If we do not provide a description for our page in the form of a
<meta> tag most crawlers
will just display the first several words of content that they find on the page. This could
include field labels in an HTML table, heading text, or any other content that the crawler
can read. What we'll do is set the contents of the description <meta>
tag at run time based
on the content retrieved from the database. This will really let us provide useful information
about the building or tenant directly beneath the page's title in the search results.
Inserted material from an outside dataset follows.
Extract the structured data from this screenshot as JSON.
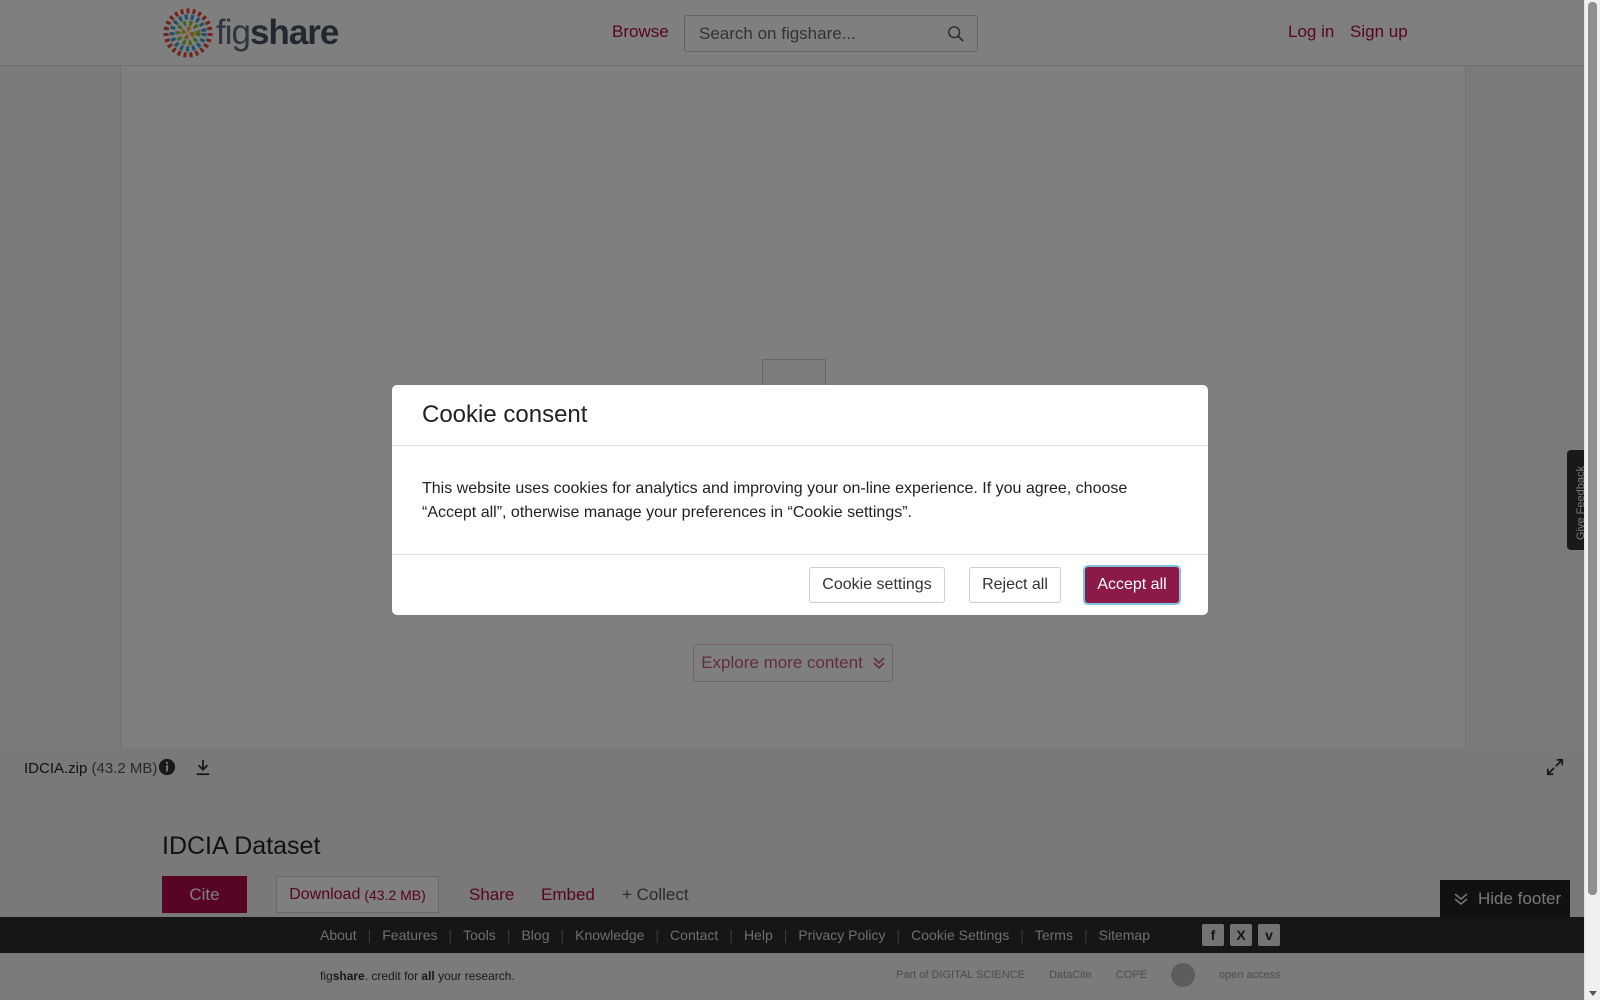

Hopefully our users will be able to use this information to better choose what result to
navigate to. For example, if Global has forty Jiffy Lube tenants in forty different centers,
showing the address information in the tenant.aspx description meta tag might prove useful.
HTML
<meta name="description" content="description" id="metaDescription" runat="server" />
We'll reference this <meta> tag in our code behind just like
we did the <title> tag.
C#
protected System.Web.UI.HtmlControls.HtmlGenericControl metaDescription;
VB
Protected WithEvents metaDescription As
System.Web.UI.HtmlControls.HtmlGenericControl
In our Page_Load event (assuming we used stored procedure
output parameters to retrieve a single tenant's information) we'll build a string for our
dynamic page description:
C#
string desc;
desc = prmBuildingName.Value + " - " + prmAddress.Value + " " + prmCity.Value + ", "
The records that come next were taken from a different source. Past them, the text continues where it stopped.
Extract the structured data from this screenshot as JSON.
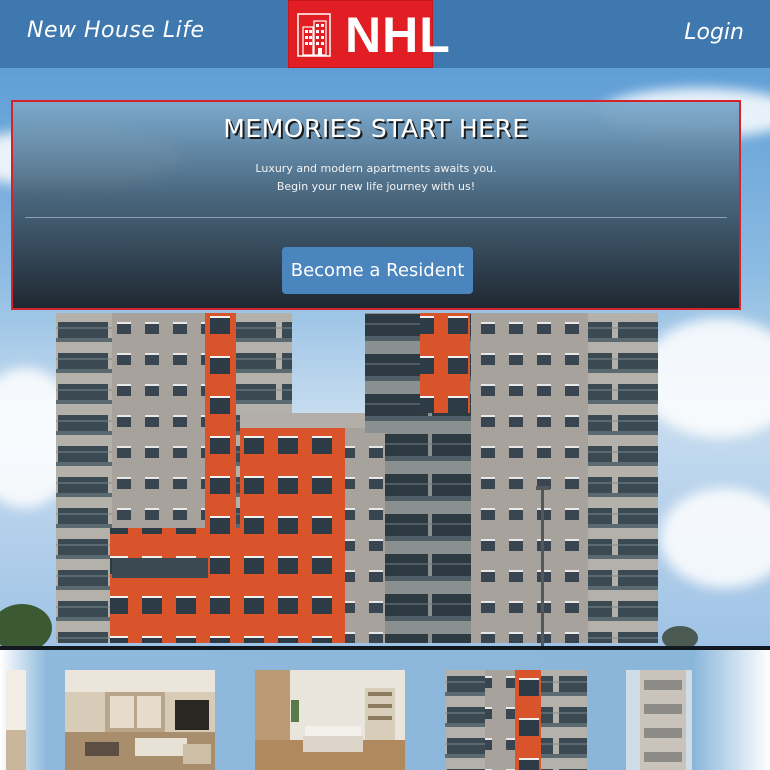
{
  "header": {
    "brand": "New House Life",
    "logo_text": "NHL",
    "login_label": "Login"
  },
  "hero": {
    "title": "MEMORIES START HERE",
    "subtitle_line1": "Luxury and modern apartments awaits you.",
    "subtitle_line2": "Begin your new life journey with us!",
    "cta_label": "Become a Resident"
  },
  "gallery": {
    "items": [
      "living-room-photo",
      "bedroom-photo",
      "apartment-building-photo",
      "balcony-building-photo"
    ]
  },
  "colors": {
    "header_bg": "#3f78ae",
    "logo_bg": "#e01e24",
    "panel_border": "#d4232b",
    "button_bg": "#4a86bd",
    "gallery_bg": "#8ab6da"
  },
  "icons": {
    "logo": "building-icon"
  }
}
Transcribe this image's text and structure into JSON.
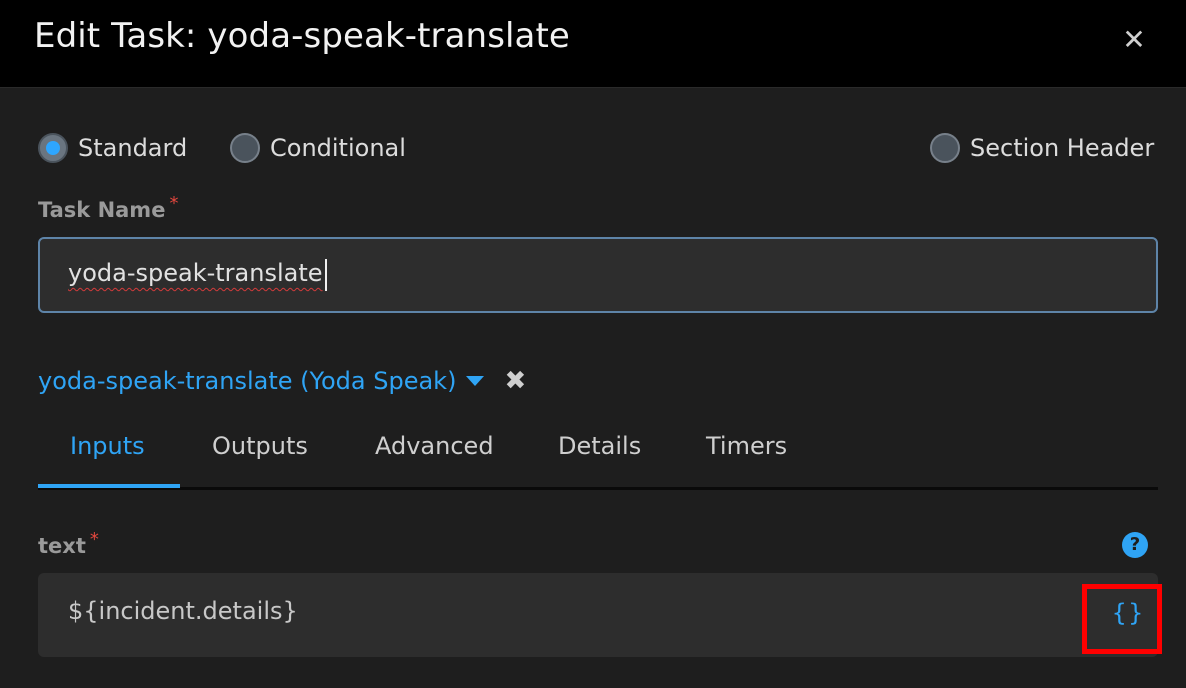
{
  "dialog": {
    "title": "Edit Task: yoda-speak-translate",
    "close_icon": "close-icon"
  },
  "task_type": {
    "options": [
      {
        "label": "Standard",
        "selected": true
      },
      {
        "label": "Conditional",
        "selected": false
      },
      {
        "label": "Section Header",
        "selected": false
      }
    ]
  },
  "task_name": {
    "label": "Task Name",
    "required_mark": "*",
    "value": "yoda-speak-translate"
  },
  "integration": {
    "label": "yoda-speak-translate (Yoda Speak)",
    "dropdown_icon": "caret-down-icon",
    "remove_icon": "remove-icon",
    "remove_glyph": "✖"
  },
  "tabs": [
    {
      "label": "Inputs",
      "active": true
    },
    {
      "label": "Outputs",
      "active": false
    },
    {
      "label": "Advanced",
      "active": false
    },
    {
      "label": "Details",
      "active": false
    },
    {
      "label": "Timers",
      "active": false
    }
  ],
  "inputs": {
    "text_field": {
      "label": "text",
      "required_mark": "*",
      "value": "${incident.details}",
      "help_glyph": "?",
      "editor_glyph": "{}"
    }
  },
  "colors": {
    "accent": "#2fa4f5",
    "required": "#e2473e",
    "highlight_box": "#ff0000",
    "header_bg": "#000000",
    "panel_bg": "#1e1e1e",
    "input_bg": "#2d2d2d"
  }
}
+ prmState.Value + " " + prmZip.Value;
metaDescription.Attributes("content") = desc;
VB
Dim desc As String
desc = prmBuildingName.Value & " - " & prmAddress.Value & " " & prmCity.Value & ", " _
& prmState.Value & " " & prmZip.Value
metaDescription.Attributes("content") = desc
The same logic could be followed to provide the keywords
<meta> tag content.
Results
What we should now have are two pages that can respectfully take care of themselves when a web
crawler crawls them. Our new page titles will help the users realize what building or tenant
page they are going to click on and our new description <meta>
tags will provide a brief description of the specific building or tenant that page will display.